Other options, said the report, would be to encourage quicker use in the marketplace of USDA estimates of daily and weekly slaughter, or to require packers to list how many cattle are scheduled for delivery in the next 14 days — an indication of how much of a plant’s slaughter capacity is already taken. If cash-market purchases are mandated, packers could be given a specified number of days to make up for shortfalls, said the AMS. Other possibilities include use by farmers and ranchers of risk management tools such as futures contracts or insurance policies. Or the government could assist in establishing custom-butchering plants and direct sales to consumers. Smaller producers might benefit from creating cooperatives so they have the volume to command higher prices.

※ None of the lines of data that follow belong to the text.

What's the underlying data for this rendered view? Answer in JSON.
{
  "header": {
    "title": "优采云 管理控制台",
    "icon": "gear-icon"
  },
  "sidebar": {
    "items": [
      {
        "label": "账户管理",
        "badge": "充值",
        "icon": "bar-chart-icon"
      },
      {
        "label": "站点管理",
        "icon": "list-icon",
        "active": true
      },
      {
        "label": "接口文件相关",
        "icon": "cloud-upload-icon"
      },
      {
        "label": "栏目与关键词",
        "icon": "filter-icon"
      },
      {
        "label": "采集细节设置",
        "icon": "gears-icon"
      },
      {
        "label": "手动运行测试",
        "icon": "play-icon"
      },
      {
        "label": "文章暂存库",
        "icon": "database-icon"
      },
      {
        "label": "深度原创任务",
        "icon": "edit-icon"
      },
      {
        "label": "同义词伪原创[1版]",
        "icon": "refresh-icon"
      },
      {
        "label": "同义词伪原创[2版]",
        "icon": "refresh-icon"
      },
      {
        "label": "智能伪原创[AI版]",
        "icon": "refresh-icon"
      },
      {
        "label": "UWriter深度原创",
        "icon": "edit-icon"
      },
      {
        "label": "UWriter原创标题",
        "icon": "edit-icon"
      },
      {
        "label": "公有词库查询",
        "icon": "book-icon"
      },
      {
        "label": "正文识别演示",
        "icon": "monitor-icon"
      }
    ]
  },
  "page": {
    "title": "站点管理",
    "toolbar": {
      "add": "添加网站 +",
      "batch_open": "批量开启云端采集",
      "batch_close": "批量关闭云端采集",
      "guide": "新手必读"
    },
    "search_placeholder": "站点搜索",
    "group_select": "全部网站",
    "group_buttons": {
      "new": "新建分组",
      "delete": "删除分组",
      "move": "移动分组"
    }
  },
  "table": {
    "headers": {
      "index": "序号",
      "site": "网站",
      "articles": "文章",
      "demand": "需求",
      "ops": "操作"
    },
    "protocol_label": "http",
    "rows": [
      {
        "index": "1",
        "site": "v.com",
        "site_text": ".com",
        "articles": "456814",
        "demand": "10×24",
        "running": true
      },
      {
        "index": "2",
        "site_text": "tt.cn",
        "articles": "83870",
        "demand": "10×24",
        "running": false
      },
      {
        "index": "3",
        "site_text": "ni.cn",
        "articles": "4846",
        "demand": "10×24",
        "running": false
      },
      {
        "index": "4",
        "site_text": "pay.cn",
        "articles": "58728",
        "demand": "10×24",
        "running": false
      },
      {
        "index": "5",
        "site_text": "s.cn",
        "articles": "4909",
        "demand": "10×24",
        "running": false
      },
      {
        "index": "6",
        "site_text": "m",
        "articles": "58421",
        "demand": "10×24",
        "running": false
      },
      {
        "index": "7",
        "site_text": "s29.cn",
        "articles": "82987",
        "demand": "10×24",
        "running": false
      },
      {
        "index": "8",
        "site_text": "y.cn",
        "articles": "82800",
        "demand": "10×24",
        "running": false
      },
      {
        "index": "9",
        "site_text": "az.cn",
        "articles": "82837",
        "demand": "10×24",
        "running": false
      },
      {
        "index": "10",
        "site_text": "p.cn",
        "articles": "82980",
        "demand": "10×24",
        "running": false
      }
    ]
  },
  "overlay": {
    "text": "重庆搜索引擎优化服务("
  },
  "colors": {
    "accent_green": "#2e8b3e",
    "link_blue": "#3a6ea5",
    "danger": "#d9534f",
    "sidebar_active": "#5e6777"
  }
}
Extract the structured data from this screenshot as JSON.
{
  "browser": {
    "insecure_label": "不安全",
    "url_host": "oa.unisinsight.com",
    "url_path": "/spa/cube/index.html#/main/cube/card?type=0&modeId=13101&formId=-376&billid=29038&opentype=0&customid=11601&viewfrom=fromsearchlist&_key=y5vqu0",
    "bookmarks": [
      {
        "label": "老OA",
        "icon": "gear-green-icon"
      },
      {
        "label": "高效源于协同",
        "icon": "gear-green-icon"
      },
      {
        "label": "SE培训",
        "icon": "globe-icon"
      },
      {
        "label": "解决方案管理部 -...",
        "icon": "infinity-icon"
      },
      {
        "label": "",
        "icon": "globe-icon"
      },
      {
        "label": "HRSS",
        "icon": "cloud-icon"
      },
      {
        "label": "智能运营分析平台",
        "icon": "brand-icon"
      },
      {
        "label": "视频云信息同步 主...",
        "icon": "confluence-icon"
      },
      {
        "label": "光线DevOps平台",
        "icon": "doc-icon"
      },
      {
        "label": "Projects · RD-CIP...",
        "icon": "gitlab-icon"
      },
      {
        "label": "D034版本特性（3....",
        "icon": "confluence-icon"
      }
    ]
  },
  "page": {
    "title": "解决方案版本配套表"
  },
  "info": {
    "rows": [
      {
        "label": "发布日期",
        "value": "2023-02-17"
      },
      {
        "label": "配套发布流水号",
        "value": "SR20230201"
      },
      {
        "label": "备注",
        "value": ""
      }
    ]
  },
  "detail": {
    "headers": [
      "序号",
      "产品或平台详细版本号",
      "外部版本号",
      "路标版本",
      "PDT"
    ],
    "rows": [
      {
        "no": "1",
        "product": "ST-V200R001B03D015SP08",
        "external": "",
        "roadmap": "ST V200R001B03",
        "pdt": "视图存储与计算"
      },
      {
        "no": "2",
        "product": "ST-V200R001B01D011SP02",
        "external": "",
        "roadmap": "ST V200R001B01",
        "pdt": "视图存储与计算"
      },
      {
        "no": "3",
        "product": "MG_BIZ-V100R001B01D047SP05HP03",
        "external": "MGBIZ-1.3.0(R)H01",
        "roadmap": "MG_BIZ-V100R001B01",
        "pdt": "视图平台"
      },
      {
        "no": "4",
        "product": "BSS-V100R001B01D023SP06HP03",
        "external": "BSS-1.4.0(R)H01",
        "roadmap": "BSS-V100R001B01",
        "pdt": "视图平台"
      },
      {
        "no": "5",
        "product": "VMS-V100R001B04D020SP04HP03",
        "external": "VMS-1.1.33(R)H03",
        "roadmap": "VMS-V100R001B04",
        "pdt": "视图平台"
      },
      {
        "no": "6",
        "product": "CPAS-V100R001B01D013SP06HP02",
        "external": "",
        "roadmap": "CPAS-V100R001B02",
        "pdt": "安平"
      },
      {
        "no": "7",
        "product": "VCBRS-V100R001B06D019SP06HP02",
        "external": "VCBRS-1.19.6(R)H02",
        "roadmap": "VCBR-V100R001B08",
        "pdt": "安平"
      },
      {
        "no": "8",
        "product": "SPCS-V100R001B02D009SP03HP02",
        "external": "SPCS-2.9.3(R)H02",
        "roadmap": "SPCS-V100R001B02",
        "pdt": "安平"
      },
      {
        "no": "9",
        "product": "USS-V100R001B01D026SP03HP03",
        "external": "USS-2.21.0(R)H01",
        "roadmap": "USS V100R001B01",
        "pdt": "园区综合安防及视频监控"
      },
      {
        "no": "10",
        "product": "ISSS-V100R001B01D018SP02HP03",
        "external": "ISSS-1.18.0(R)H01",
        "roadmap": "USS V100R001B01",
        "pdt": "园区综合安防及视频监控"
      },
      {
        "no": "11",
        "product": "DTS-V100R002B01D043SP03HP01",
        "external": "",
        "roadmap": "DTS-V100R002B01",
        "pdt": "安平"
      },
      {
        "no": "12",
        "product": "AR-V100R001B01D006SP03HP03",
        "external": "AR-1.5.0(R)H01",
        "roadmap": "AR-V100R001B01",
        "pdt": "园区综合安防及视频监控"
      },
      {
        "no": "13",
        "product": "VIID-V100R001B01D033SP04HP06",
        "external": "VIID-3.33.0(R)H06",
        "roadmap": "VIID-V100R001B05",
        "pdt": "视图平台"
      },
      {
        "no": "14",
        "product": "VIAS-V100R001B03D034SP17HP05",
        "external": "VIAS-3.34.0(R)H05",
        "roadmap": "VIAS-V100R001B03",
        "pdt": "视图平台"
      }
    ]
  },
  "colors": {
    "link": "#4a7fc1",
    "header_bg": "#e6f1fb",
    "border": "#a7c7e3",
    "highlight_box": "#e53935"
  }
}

The National Cattlemen’s Beef Association said that market dynamics “remained a central topic of conversation for NCBA, our state affiliates, and cattle producers throughout the country,” and that “we are collectively still awaiting the results of the Department of Justice’s ongoing investigation into these issues.”
“There’s little doubt that something is wrong when consumers are paying higher prices for meat and at the same time America’s farmers and ranchers are being paid less,” said the American Farm Bureau Federation. Referring to the Justice Department investigation, the group added, “It’s important to note the scrutiny of the markets is not concluded.”